The quick and easy conclusion as the University of Hawaii athletic department has seemingly wandered from one crisis to another is that Manoa is in need of more helping hands at the top.
As if there aren’t enough cumbersome committees around campus already.
So we probably shouldn’t be too surprised that there is a well-meaning bill in the State Legislature that seeks to add yet another layer of oversight to UH athletics, a grandly titled "Board of Governors."
This would apparently be in addition to the less than two-year-old Board of Regents Committee on Intercollegiate Athletics, which was created in the wake of the "Wonder Blunder" and only really put to work in August.
Now comes House Bill 539, which proposes a seven-member panel consisting of three members of the Board of Regents, a financial management specialist appointed by the Governor, an active coach from the athletic department, a member appointed by the Speaker of the House and another member appointed by the President of the Senate.
However positively intentioned the proposal, that’s a lot of powerful agendas to pack into one meeting room. That many competing political entities sure sounds like a prescription for more problems, not fewer.
If governmental guidance was really the way to go, then why beat around the Capitol? If action and instant accountability are the goal, just appoint the President of the Senate herself — Donna Mercado Kim.
Fact is when you’ve had the last Governor give "suggestions" to an athletic director on which sportscasters should be involved in TV broadcasts, indications are that the politics needs to be reined in, not turned loose.
History tells us that UH athletics is at its most efficient when it has a strong and capable leader actually out front leading. Not when it has layer upon layer of overseers.
The late Ray Nagel and Stan Sheriff were successful as athletic directors because they were good at what they did and the people above gave them room to do their work.

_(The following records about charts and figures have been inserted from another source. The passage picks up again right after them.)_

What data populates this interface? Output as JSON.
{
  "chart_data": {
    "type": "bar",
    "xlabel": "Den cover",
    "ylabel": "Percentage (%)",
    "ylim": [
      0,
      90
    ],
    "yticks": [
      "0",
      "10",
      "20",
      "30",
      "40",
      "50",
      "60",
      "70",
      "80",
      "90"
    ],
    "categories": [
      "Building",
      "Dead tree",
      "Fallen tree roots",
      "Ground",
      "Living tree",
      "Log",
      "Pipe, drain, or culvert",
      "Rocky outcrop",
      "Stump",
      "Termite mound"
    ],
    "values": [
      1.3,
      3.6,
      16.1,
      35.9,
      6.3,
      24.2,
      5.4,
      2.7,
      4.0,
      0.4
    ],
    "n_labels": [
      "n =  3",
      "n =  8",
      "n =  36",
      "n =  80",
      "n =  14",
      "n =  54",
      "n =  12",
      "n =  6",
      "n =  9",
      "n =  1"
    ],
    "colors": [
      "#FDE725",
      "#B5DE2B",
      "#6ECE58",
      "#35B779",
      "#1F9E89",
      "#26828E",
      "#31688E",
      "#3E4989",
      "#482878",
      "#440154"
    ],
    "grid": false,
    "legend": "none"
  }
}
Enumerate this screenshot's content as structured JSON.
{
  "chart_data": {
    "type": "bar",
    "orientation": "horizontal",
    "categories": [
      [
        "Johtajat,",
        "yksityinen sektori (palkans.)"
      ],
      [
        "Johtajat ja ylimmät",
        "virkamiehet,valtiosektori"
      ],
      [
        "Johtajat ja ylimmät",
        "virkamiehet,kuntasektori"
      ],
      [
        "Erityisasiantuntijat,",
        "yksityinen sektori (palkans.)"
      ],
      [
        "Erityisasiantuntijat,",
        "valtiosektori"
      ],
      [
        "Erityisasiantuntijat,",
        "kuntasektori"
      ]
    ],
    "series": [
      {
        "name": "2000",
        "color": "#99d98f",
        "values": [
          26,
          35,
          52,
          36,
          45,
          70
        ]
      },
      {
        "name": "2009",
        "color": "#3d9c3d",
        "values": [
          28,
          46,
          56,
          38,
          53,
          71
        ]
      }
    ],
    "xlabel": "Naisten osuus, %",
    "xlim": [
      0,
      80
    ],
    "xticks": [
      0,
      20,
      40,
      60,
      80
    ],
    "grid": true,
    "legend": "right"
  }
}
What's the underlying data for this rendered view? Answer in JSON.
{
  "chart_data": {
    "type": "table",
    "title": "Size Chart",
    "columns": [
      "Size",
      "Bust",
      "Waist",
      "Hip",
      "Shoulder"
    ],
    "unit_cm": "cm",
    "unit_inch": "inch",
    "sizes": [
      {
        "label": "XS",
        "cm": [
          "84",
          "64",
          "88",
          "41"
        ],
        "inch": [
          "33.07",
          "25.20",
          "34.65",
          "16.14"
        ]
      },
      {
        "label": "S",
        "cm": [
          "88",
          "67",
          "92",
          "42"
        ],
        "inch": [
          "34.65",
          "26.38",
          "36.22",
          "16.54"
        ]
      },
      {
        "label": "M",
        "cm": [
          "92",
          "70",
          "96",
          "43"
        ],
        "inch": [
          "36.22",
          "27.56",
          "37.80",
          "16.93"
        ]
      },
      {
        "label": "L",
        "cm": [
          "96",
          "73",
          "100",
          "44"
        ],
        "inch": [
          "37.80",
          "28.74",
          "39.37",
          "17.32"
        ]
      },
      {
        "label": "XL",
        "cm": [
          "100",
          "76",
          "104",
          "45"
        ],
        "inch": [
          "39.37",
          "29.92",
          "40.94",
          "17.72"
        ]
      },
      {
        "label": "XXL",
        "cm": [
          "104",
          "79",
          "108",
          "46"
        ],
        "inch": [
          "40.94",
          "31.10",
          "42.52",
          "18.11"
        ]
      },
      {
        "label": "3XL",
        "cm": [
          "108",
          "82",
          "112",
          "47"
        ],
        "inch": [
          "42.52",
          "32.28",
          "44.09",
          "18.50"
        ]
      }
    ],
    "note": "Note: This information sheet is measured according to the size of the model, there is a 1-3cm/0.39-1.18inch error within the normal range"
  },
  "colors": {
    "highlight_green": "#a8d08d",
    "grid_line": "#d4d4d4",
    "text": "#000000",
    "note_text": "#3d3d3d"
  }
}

By all means insist upon checks and balances, but they need not be piled so deep as to become stifling. The structure already in place has the Regents, who order an annual audit of athletics, overseeing its Committee on Intercollegiate Athletics, which is above the UH President, the Manoa Chancellor and AD.
Once upon a time, well several of them, really, UH athletics tried the board approach to supervising athletics. It had a Board of Athletic Control off and on between 1938 and 1965. There are reasons UH finally abandoned the practice and more as to why athletics subsequently flourished for decades without one.
To be sure UH is going through a tumultuous period and has brought the increased scrutiny upon itself with continued red ink and an NCAA investigation. In these straits it can use all the help it can get. It needs the support of Washington Place, the Capitol, Bishop Street and everywhere else.
But UH’s best chance to emerge from its current state is for the powers that be to hire the right people and support them. That doesn’t mean expanding the peanut gallery.